Désiré Collen
Thrombolytic treatments for heart attacks and strokes
The human heart is a tireless workhorse. It beats over two billion times during the average human life span, pumping more than 500 million litres of blood through the circulatory system.
An obstruction in blood flow - also called a "clot" or "thrombus" - can lead to dangerous complications, the most serious of all being acute myocardial infarction - or "heart attack" - and brain stroke.
Both are killers: diseases of the heart and circulatory system are the leading cause of death in the European Union and claimed about two million lives in 2009. Strokes are the second most common cause with over half a million deaths.
Currently the most effective emergency medication for dissolving blood clots is a drug named "Activase". It was developed by molecular biologist Désiré Collen from Belgium. The 66-year-old is credited with landmark advancements in the clinical treatment and scientific understanding of circulatory diseases.
The mechanics of blood coagulation fascinated Désiré Collen even as a young student. After graduating with his MD from Leuven in 1968, Collen focused on a process known as "fibronolysis"; the dissolving (Greek "lysis") of blood clots made from the protein fibrin.
Fibrin is responsible for the coagulation of blood during wound healing - a necessary part of human survival. But when fibrin clots remain, they can cause strokes or heart attacks. In 1970, Collen discovered that under healthy conditions, fibrin is broken down by an enzyme known as plasmin.
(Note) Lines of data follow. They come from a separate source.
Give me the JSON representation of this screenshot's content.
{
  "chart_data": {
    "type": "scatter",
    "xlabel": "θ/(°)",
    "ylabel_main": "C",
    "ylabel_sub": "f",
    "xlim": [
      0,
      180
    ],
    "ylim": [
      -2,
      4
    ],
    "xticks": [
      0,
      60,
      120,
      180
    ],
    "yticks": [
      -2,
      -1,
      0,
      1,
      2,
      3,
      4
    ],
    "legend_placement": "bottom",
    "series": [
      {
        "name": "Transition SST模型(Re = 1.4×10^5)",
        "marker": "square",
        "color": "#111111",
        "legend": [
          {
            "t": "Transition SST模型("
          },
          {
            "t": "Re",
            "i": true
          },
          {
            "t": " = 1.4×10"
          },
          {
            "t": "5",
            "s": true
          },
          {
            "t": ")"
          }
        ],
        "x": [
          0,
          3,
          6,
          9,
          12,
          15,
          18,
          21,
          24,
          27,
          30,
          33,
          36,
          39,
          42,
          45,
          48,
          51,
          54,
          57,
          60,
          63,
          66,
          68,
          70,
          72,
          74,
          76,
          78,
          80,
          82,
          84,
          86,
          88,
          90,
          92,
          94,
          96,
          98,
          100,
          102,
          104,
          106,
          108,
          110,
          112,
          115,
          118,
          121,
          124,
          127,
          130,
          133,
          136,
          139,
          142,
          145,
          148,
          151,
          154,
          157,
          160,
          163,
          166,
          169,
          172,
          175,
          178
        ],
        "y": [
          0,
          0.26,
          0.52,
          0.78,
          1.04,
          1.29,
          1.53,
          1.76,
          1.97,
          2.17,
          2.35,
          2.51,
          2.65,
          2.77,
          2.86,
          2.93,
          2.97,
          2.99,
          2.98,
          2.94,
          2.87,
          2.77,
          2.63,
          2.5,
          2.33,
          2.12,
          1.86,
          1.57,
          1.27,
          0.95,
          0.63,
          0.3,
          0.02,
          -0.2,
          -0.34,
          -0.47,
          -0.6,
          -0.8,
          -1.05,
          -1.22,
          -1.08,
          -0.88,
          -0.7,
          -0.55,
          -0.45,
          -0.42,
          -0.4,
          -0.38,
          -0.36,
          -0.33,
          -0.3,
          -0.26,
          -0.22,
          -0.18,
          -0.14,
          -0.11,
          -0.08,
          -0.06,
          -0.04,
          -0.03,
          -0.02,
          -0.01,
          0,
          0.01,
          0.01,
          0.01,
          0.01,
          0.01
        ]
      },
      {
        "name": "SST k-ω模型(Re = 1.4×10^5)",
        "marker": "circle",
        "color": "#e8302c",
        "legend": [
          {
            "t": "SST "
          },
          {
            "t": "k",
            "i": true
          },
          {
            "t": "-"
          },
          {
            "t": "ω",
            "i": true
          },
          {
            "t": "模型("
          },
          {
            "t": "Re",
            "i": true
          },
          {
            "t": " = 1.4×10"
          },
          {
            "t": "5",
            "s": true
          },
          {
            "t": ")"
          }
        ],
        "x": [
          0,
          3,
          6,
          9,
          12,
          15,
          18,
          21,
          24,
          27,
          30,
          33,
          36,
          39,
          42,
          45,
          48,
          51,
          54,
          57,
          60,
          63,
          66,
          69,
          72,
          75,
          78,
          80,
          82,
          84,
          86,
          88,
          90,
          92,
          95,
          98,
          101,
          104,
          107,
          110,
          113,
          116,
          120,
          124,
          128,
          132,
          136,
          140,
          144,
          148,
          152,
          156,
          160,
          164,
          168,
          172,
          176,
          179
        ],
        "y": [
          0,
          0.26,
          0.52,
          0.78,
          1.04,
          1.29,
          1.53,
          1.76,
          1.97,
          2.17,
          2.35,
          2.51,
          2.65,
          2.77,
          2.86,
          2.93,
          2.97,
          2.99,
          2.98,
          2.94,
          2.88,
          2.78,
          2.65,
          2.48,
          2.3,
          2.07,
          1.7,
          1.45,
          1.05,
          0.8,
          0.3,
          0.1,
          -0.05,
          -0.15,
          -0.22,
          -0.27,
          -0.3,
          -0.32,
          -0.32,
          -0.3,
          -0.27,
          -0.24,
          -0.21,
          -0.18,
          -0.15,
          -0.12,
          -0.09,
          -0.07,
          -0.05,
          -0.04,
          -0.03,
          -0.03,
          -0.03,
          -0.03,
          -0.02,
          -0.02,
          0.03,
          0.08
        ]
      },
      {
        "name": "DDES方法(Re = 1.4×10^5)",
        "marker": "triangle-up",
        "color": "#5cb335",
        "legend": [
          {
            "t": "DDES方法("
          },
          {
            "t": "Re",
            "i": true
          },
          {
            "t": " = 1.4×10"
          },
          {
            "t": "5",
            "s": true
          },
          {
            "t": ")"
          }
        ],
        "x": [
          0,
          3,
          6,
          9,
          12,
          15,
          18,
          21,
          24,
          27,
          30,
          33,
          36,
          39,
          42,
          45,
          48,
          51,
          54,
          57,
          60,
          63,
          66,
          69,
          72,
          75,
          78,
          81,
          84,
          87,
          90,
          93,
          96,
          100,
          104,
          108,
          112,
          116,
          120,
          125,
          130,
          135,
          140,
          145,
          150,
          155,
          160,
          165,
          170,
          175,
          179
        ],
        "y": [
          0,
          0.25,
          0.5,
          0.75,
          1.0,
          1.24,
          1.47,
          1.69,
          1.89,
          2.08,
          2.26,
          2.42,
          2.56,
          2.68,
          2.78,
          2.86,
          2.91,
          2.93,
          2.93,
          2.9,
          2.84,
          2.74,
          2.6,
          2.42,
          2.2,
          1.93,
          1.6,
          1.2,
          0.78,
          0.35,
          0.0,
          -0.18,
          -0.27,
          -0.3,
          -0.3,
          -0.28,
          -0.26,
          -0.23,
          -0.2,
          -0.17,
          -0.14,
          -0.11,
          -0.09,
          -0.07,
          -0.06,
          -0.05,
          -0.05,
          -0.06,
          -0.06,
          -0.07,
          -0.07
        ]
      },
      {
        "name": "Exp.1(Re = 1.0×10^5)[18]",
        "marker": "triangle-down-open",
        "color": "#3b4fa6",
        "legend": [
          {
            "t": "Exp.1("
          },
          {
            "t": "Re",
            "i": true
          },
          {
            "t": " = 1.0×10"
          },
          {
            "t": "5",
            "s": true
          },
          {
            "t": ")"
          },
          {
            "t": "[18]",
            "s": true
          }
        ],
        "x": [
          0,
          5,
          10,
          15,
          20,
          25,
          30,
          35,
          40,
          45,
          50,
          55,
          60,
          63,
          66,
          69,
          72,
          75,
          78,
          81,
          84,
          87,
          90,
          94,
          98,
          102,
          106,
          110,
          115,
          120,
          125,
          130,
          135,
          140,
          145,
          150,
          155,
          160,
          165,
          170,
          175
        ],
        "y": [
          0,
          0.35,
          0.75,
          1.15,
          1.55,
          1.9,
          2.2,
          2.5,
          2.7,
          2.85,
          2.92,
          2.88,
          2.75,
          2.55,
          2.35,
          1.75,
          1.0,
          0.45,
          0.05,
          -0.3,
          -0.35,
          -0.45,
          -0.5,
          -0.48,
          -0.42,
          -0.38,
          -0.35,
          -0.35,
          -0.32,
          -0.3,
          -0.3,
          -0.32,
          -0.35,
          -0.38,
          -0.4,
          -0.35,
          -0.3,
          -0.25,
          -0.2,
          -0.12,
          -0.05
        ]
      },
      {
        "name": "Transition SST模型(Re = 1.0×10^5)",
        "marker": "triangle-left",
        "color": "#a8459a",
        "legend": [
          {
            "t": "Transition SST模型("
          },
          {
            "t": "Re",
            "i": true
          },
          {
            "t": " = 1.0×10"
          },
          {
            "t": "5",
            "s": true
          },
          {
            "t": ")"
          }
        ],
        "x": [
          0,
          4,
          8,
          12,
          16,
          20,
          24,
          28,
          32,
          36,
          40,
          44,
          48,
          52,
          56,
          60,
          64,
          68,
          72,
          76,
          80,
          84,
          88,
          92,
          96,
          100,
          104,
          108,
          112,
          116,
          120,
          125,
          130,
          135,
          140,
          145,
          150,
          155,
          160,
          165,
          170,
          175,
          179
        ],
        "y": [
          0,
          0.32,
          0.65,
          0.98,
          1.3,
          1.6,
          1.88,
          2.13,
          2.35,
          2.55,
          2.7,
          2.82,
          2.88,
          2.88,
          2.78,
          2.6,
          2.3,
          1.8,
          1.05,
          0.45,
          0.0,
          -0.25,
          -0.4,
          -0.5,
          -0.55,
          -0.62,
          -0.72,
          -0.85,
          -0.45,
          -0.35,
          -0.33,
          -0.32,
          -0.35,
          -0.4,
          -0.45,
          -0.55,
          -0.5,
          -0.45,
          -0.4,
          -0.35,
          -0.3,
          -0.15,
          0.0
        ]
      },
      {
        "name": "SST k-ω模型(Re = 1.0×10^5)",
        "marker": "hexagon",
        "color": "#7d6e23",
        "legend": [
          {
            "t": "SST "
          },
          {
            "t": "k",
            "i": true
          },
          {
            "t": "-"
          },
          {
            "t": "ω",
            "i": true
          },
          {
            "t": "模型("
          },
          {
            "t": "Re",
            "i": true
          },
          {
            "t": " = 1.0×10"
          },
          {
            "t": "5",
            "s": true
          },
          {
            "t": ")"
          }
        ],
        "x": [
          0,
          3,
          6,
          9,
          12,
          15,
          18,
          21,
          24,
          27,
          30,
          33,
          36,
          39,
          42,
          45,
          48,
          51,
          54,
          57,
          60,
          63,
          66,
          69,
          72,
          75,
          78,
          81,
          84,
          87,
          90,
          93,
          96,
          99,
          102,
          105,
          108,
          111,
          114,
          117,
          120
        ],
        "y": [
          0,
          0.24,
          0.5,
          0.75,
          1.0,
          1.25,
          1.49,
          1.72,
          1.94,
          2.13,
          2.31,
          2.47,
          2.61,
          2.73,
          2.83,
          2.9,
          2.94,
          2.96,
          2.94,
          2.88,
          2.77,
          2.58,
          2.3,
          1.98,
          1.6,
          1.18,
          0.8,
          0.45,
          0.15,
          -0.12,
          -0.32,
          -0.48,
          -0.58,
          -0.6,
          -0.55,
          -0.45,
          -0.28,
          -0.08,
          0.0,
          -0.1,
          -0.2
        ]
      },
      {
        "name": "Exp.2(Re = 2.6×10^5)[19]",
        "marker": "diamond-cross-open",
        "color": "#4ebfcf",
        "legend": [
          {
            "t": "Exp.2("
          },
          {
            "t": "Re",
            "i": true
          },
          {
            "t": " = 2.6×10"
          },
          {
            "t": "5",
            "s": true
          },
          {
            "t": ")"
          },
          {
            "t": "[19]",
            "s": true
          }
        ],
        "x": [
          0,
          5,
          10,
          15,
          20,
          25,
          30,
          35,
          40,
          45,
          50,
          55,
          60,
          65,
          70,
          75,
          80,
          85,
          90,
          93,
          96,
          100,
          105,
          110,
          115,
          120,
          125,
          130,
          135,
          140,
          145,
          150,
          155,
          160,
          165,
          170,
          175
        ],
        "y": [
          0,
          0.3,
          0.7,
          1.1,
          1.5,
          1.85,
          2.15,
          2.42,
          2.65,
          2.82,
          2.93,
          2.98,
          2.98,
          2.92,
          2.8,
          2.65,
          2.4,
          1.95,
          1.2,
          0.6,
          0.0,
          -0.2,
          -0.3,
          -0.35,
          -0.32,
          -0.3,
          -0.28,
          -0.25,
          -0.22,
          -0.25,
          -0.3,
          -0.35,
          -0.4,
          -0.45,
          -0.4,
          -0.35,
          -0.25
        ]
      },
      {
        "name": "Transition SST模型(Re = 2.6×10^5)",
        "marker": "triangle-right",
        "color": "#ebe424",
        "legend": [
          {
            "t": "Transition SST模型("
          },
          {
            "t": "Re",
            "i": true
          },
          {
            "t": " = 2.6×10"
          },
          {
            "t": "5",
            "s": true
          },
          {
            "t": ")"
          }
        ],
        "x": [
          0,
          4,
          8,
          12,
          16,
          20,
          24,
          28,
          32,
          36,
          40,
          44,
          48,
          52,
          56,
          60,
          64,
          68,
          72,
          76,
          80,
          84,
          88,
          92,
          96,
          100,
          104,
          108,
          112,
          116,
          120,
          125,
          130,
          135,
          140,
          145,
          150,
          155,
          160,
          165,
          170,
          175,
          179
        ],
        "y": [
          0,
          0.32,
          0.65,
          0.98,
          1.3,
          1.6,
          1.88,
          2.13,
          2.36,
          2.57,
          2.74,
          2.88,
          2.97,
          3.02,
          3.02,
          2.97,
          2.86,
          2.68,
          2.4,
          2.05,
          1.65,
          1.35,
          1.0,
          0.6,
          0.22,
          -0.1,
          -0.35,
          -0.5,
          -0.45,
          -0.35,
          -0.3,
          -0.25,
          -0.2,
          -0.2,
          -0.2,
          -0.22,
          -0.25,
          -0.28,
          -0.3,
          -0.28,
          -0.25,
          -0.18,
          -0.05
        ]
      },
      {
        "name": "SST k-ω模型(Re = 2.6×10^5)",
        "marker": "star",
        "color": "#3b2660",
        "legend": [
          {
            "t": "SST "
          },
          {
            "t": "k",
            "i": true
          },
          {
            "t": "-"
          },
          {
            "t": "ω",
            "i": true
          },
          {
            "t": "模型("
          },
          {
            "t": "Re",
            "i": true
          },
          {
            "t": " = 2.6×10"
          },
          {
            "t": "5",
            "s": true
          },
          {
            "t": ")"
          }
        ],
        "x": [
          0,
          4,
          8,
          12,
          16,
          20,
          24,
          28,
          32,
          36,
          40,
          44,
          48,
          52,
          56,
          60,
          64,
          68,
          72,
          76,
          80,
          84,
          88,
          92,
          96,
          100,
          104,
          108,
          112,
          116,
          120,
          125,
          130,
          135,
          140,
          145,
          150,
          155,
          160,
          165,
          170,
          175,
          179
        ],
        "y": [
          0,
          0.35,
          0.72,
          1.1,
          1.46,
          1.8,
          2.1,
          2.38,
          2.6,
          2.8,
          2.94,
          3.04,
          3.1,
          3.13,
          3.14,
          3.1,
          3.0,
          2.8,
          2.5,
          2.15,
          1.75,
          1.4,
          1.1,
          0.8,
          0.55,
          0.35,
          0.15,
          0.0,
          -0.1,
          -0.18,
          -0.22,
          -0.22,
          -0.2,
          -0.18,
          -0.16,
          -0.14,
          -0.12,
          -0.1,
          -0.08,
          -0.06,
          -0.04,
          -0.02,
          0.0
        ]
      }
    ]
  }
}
In 1980, he identified the main trigger for the release of plasmin into the blood stream: a protein called tissue plasminogen activator (t-PA).
Collen isolated t-PA in his Leuven laboratory and published his success internationally. He managed to clone t-PA for use as a drug in 1981.
Activase was approved in the US in 1987 for the treatment of heart attacks, and for strokes in 1996. A major success, Activase grossed $58 million in revenue within seven weeks. Marketed in Europe as "Actilyse", it has been used on an estimated 250 000 patients per year since its introduction.
The success of t-PA brought Collen's laboratory more than $150 million in royalty payments, which Collen used to expand systematically the Center for Molecular and Vascular Biology at Leuven and the Center for Transgene Technology and Gene Therapy at Flanders University.
Constantly pursuing the translation of research into medical practice, Désiré Collen also founded his own company, ThromboGenics.